On Thursday, more than 20 opposition activists were summoned to appear in seven separate hearings, mostly in trials that had been delayed due to the pandemic.
Those accused include figures in the protest movement, political activists, journalists and people accused of mocking the regime online.
“The government doesn’t believe in change, it refuses to listen to the people,” lawyer Mustapha Bouchachi was quoted as saying this week in French-language daily Liberte.
“In my opinion, it is making these arrests to break the Hirak,” he added.
According to detainees’ rights association CNLD, 60 prisoners of conscience are currently jailed.
In a sign the government might be nervous about the public mood, several academics rushed to its defence in official media this week, accusing a “neo-Hirak” of being “in the service of a foreign plan”.
But press freedom group Reporters Without Borders (RSF) has called on the Algerian authorities to “stop using the justice system to muzzle the media”.
“The increase in legal proceedings against Algerian journalists is extremely worrying and indicates a blatant deterioration of press freedom in Algeria,” RSF director for North Africa, Souhaieb Khayati, said in a statement.
Four Algerian journalists were prosecuted or sentenced to prison this week.
Opposite impact?
The New York-based Committee to Protect Journalists has also urged Algerian authorities to “stop using the COVID-19 pandemic as an excuse to clamp down on press freedom”.

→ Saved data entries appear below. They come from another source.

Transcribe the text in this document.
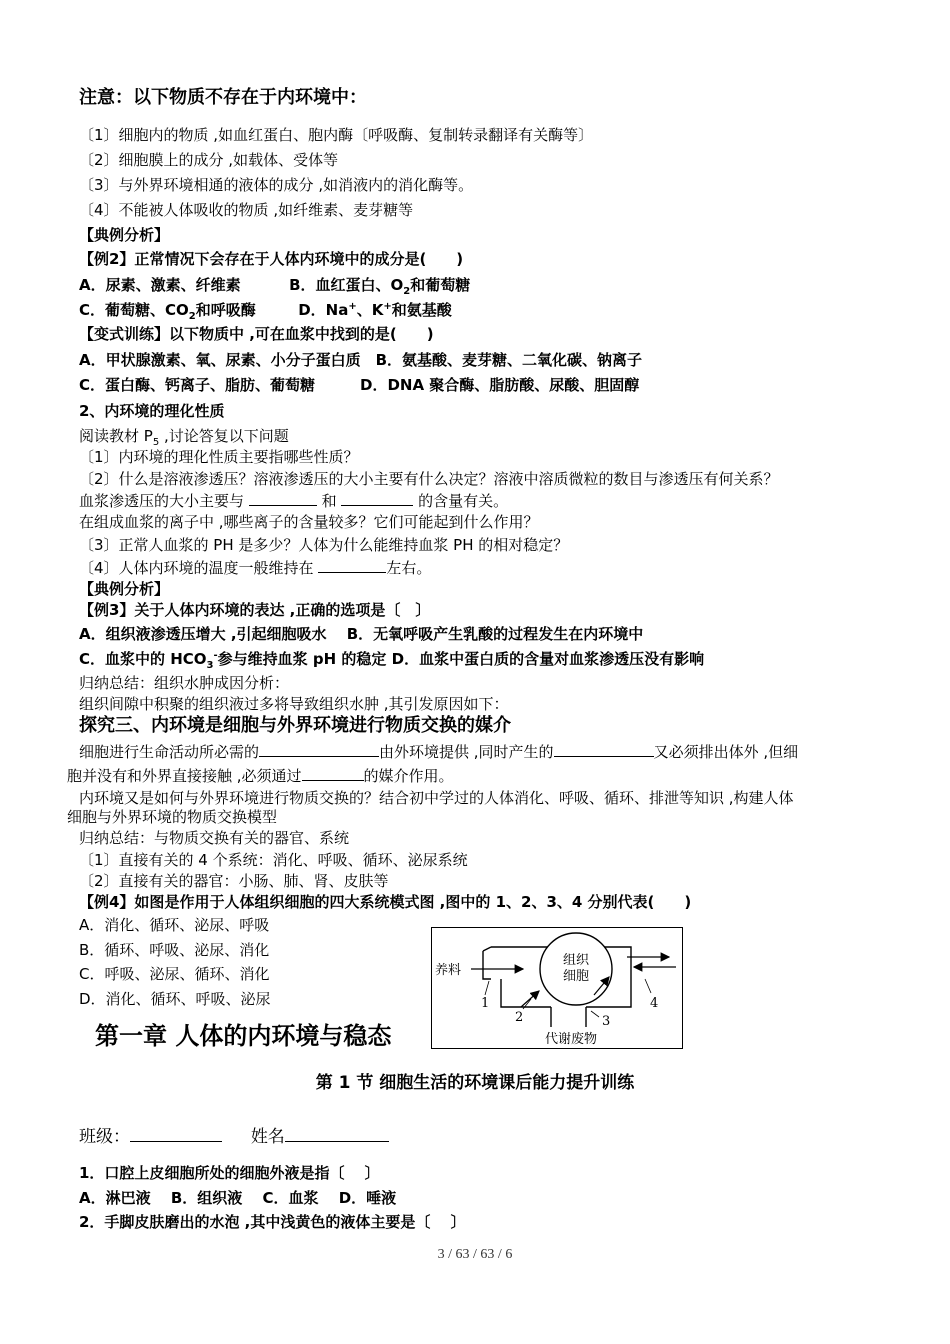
注意：以下物质不存在于内环境中：
〔1〕细胞内的物质 ,如血红蛋白、胞内酶〔呼吸酶、复制转录翻译有关酶等〕
〔2〕细胞膜上的成分 ,如载体、受体等
〔3〕与外界环境相通的液体的成分 ,如消液内的消化酶等。
〔4〕不能被人体吸收的物质 ,如纤维素、麦芽糖等
【典例分析】
【例2】正常情况下会存在于人体内环境中的成分是(　　)
A．尿素、激素、纤维素	B．血红蛋白、$O_2$和葡萄糖
C．葡萄糖、$CO_2$和呼吸酶	D．Na+、K+和氨基酸
【变式训练】以下物质中 ,可在血浆中找到的是(　　)
A．甲状腺激素、氧、尿素、小分子蛋白质　B．氨基酸、麦芽糖、二氧化碳、钠离子
C．蛋白酶、钙离子、脂肪、葡萄糖　　　D．DNA 聚合酶、脂肪酸、尿酸、胆固醇
2、内环境的理化性质
阅读教材 $P_5$ ,讨论答复以下问题
〔1〕内环境的理化性质主要指哪些性质？
〔2〕什么是溶液渗透压？溶液渗透压的大小主要有什么决定？溶液中溶质微粒的数目与渗透压有何关系？
血浆渗透压的大小主要与	和	的含量有关。
在组成血浆的离子中 ,哪些离子的含量较多？它们可能起到什么作用？
〔3〕正常人血浆的 PH 是多少？人体为什么能维持血浆 PH 的相对稳定？
〔4〕人体内环境的温度一般维持在	左右。
【典例分析】
【例3】关于人体内环境的表达 ,正确的选项是〔　〕
A．组织液渗透压增大 ,引起细胞吸水　 B．无氧呼吸产生乳酸的过程发生在内环境中
C．血浆中的 $HCO_3^-$参与维持血浆 pH 的稳定 D．血浆中蛋白质的含量对血浆渗透压没有影响
归纳总结：组织水肿成因分析：
组织间隙中积聚的组织液过多将导致组织水肿 ,其引发原因如下：
探究三、内环境是细胞与外界环境进行物质交换的媒介
细胞进行生命活动所必需的	由外环境提供 ,同时产生的	又必须排出体外 ,但细
胞并没有和外界直接接触 ,必须通过	的媒介作用。
内环境又是如何与外界环境进行物质交换的？结合初中学过的人体消化、呼吸、循环、排泄等知识 ,构建人体
细胞与外界环境的物质交换模型
归纳总结：与物质交换有关的器官、系统
〔1〕直接有关的 4 个系统：消化、呼吸、循环、泌尿系统
〔2〕直接有关的器官：小肠、肺、肾、皮肤等
【例4】如图是作用于人体组织细胞的四大系统模式图 ,图中的 1、2、3、4 分别代表(　　)
A．消化、循环、泌尿、呼吸
B．循环、呼吸、泌尿、消化
C．呼吸、泌尿、循环、消化
D．消化、循环、呼吸、泌尿
组织
细胞
养料
1
2	3
4
代谢废物
第一章 人体的内环境与稳态
第 1 节 细胞生活的环境课后能力提升训练
班级：	姓名
1．口腔上皮细胞所处的细胞外液是指〔　 〕
A．淋巴液　 B．组织液　 C．血浆　 D．唾液
2．手脚皮肤磨出的水泡 ,其中浅黄色的液体主要是〔　 〕
3 / 63 / 63 / 6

Some of Algeria’s coronavirus lockdown measures have been gradually lifted since June 7.
But gatherings, including the weekly Hirak marches, are still strictly forbidden.
Algeria has officially reported 11,385 cases and 811 deaths from the COVID-19 illness.
Provincial areas have seen sporadic mobilisations in support of detainees in recent weeks, particularly in the northeastern Kabylie region, while streets in Algiers and Oran have remained quiet.
Protesters in Kabylie’s two main towns Bejaia and Tizi Ouzou on Friday called for the government to step down, videos shared online showed.
The CNLD reported about 10 arrests were made in Bejaia and several more in Tizi Ouzou.
An anti-government coalition within the Pact for the Democratic Alternative has urged Algerians to “stay mobilised but vigilant in order to engage forcefully in the resumption of peaceful protests” when the health situation allows.
And although there were calls on social media to restart weekly protests on Friday, activists, lawyers, student associations and political parties warned of the health risks.
But instead of crushing the unprecedented, leaderless protest movement, the crackdown could have the opposite effect.
“There is a general feeling of ‘hogra'” prevailing among the population, said Salhi, using an Algerian term that refers to injustice and abuse of power.
“Some are already planning to go back to the streets” despite the coronavirus risk, he said.